Chapter 10 - Avoiding Liveness Hazards

  1. Unlike database systems, JVM does not do deadlock detection or recovery
  2. A program will be free of lock-ordering deadlocks if all threads acquire the needed locks in a fixed global order.
    1. The order of locks acquired by a thread may depend on external input. Hence static analysis alone is not sufficient to avoid lock-ordering deadlocks.
    2. An alternative is to induce an ordering on locks by using System.identityHashCode.  Order lock acquisition by the hash code of the lock object.
      1. In the extremely unlike scenario where the hash codes of two lock objects are equal, acquire a third "tie" lock before trying to acquire the original two locks.  The tie lock can be a global lock.  Since hash collisions are infrequent, the tie lock won't introduce a concurrency bottleneck.

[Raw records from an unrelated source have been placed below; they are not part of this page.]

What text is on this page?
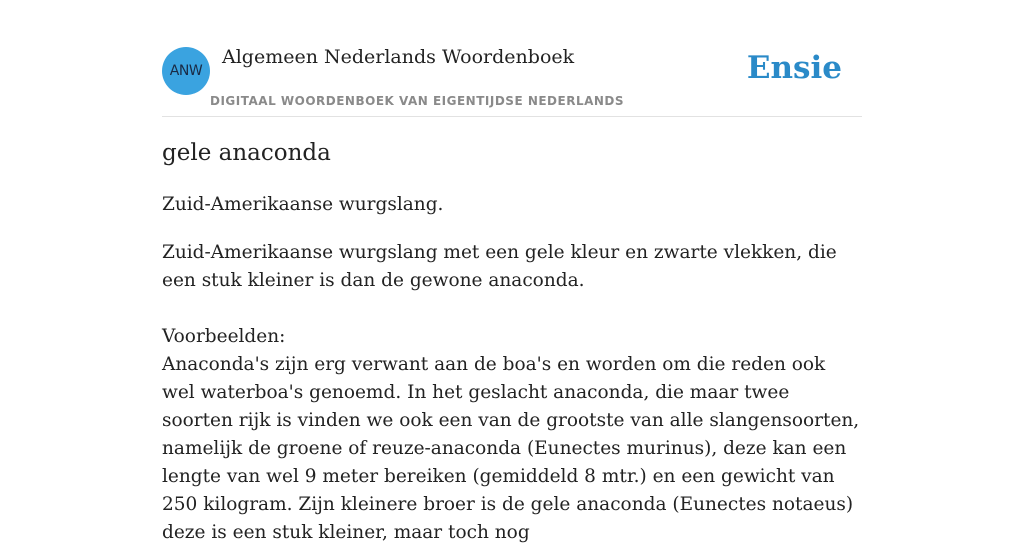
ANW
Algemeen Nederlands Woordenboek
DIGITAAL WOORDENBOEK VAN EIGENTIJDSE NEDERLANDS
Ensie
gele anaconda
Zuid-Amerikaanse wurgslang.
Zuid-Amerikaanse wurgslang met een gele kleur en zwarte vlekken, die een stuk kleiner is dan de gewone anaconda.
Voorbeelden:
Anaconda's zijn erg verwant aan de boa's en worden om die reden ook wel waterboa's genoemd. In het geslacht anaconda, die maar twee soorten rijk is vinden we ook een van de grootste van alle slangensoorten, namelijk de groene of reuze-anaconda (Eunectes murinus), deze kan een lengte van wel 9 meter bereiken (gemiddeld 8 mtr.) en een gewicht van 250 kilogram. Zijn kleinere broer is de gele anaconda (Eunectes notaeus) deze is een stuk kleiner, maar toch nog
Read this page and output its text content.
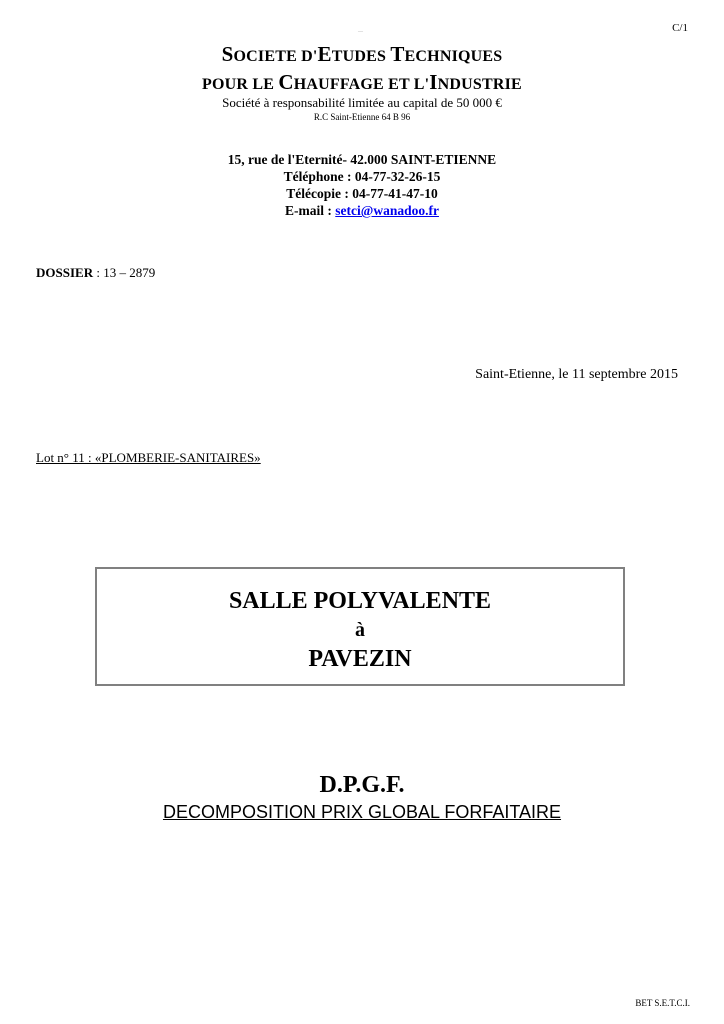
C/1
—
SOCIETE D'ETUDES TECHNIQUES
POUR LE CHAUFFAGE ET L'INDUSTRIE
Société à responsabilité limitée au capital de 50 000 €
R.C Saint-Etienne 64 B 96
15, rue de l'Eternité- 42.000 SAINT-ETIENNE
Téléphone : 04-77-32-26-15
Télécopie : 04-77-41-47-10
E-mail : setci@wanadoo.fr
DOSSIER : 13 – 2879
Saint-Etienne, le 11 septembre 2015
Lot n° 11 : «PLOMBERIE-SANITAIRES»
SALLE POLYVALENTE
à
PAVEZIN
D.P.G.F.
DECOMPOSITION PRIX GLOBAL FORFAITAIRE
BET S.E.T.C.I.
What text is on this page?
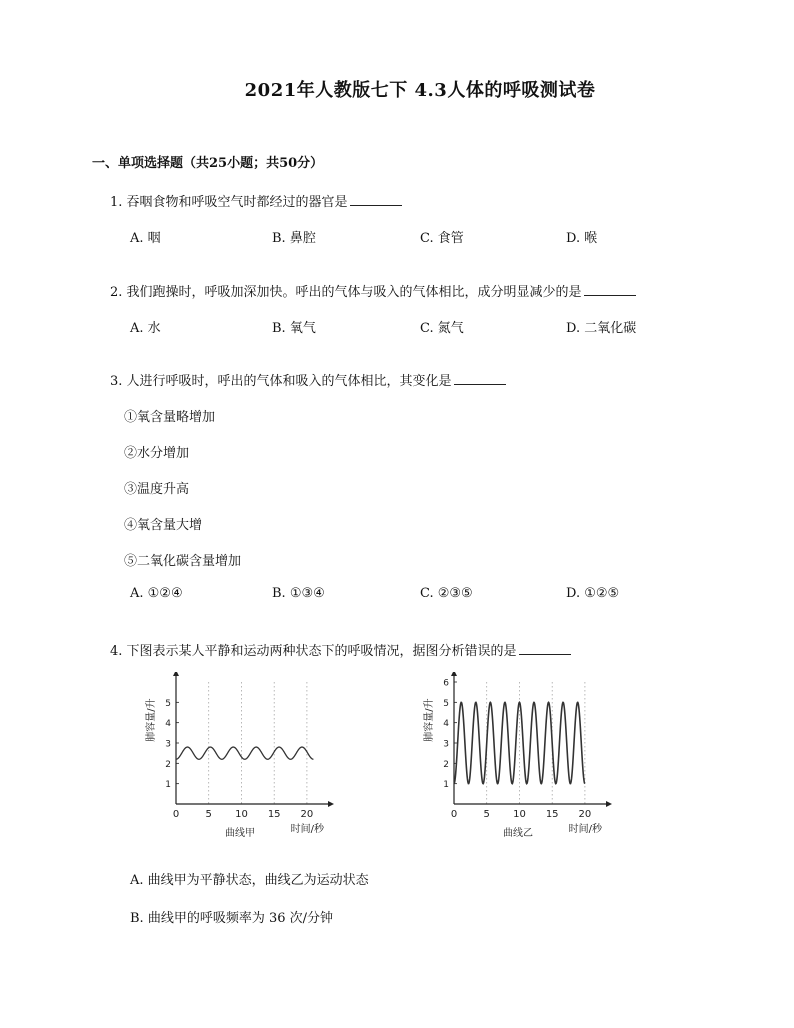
2021年人教版七下 4.3人体的呼吸测试卷
一、单项选择题（共25小题；共50分）
1. 吞咽食物和呼吸空气时都经过的器官是
A. 咽	B. 鼻腔	C. 食管	D. 喉
2. 我们跑操时，呼吸加深加快。呼出的气体与吸入的气体相比，成分明显减少的是
A. 水	B. 氧气	C. 氮气	D. 二氧化碳
3. 人进行呼吸时，呼出的气体和吸入的气体相比，其变化是
①氧含量略增加
②水分增加
③温度升高
④氧含量大增
⑤二氧化碳含量增加
A. ①②④	B. ①③④	C. ②③⑤	D. ①②⑤
4. 下图表示某人平静和运动两种状态下的呼吸情况，据图分析错误的是
0	5 10 15 20
1
2
3
4
5
肺容量/升
时间/秒
曲线甲
0	5 10 15 20
1
2
3
4
5
6
肺容量/升
时间/秒
曲线乙
A. 曲线甲为平静状态，曲线乙为运动状态
B. 曲线甲的呼吸频率为 36 次/分钟
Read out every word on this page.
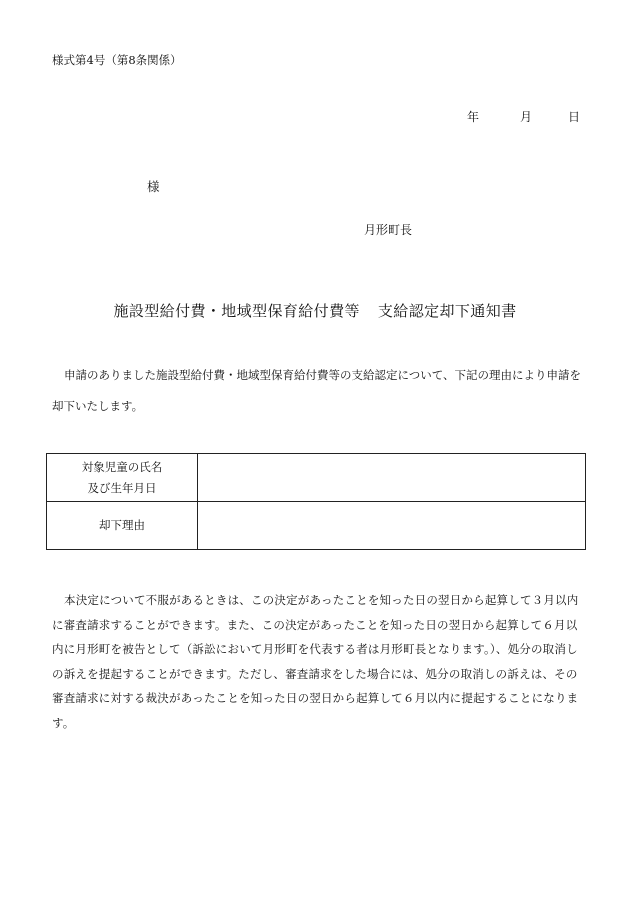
様式第4号（第8条関係）
年	月	日
様
月形町長
施設型給付費・地域型保育給付費等 支給認定却下通知書
申請のありました施設型給付費・地域型保育給付費等の支給認定について、下記の理由により申請を却下いたします。
対象児童の氏名
及び生年月日	

却下理由	
本決定について不服があるときは、この決定があったことを知った日の翌日から起算して３月以内に審査請求することができます。また、この決定があったことを知った日の翌日から起算して６月以内に月形町を被告として（訴訟において月形町を代表する者は月形町長となります。）、処分の取消しの訴えを提起することができます。ただし、審査請求をした場合には、処分の取消しの訴えは、その審査請求に対する裁決があったことを知った日の翌日から起算して６月以内に提起することになります。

    3. If the lock objects (say bank Accounts) have a unique key, lock acquisition can be ordered by the key, and there is no need for the tie-lock.
    4. Multiple locks may not always acquired in the same method.  Hence, it is not easy to detect lock-ordering deadlocks.  Watch out for invocation of alien methods while holding a lock.
  3. Calling a method with no locks held is called an open call.  Liveness of a program can be more easily analyzed if all calls are open.
  4. Use synchronized blocks within methods to guard shared state, instead of making the entire method synchronized.
    1. In cases where loss of atomicity of the synchronized method is unacceptable, we need to construct application level protocols.  For example, when shutting down a service, lock for just long enough to mark the service as shutting down, and wait for existing tasks to complete without holding the lock. Since the service is marked as shutting down, no new tasks will start.
  5. In addition to deadlocking waiting for locks, threads can also deadlock waiting for resources like database connections.
  6. If you must acquire multiple locks, lock ordering must be part of your design. Minimize number of locks needed.  Document ordering policy.
  7. Timed locks offered by the Lock class are another option for detecting and recovering from deadlocks.  The tryLock() method returns failure if timeout expires.  It can return failure even if no deadlock occurred, but the thread just took a long time due to some other reason.
  8. JVM prints out deadlock information in thread dumps.  To trigger a thread dump, send SIGQUIT (kill -3) to the JVM.  Explicit Lock objects are not clearly shown in a thread dump.
  9. Starvation - a thread is perpetually denied access to needed resources.
    1. CPU cycle starvation can be caused by inappropriate use of thread priorities, or by executing infinite loops with locks held.
    2. Avoid setting thread priorities as they are platform-dependent and can cause liveness issues.  Set lower priorities only for truly background tasks, that can improve the responsiveness of foreground tasks.
  10. Livelock - thread is not blocked, but cannot make progress because it keeps retrying an operation that will always fail.  For example, when a code bug is triggered when processing a particular input, and that input is re-queued for processing by over-eager error handling code.  An unrecoverable error is being mistakenly being treated as a recoverable one.  Solution for some forms for livelocks is to introduce randomness into the retry.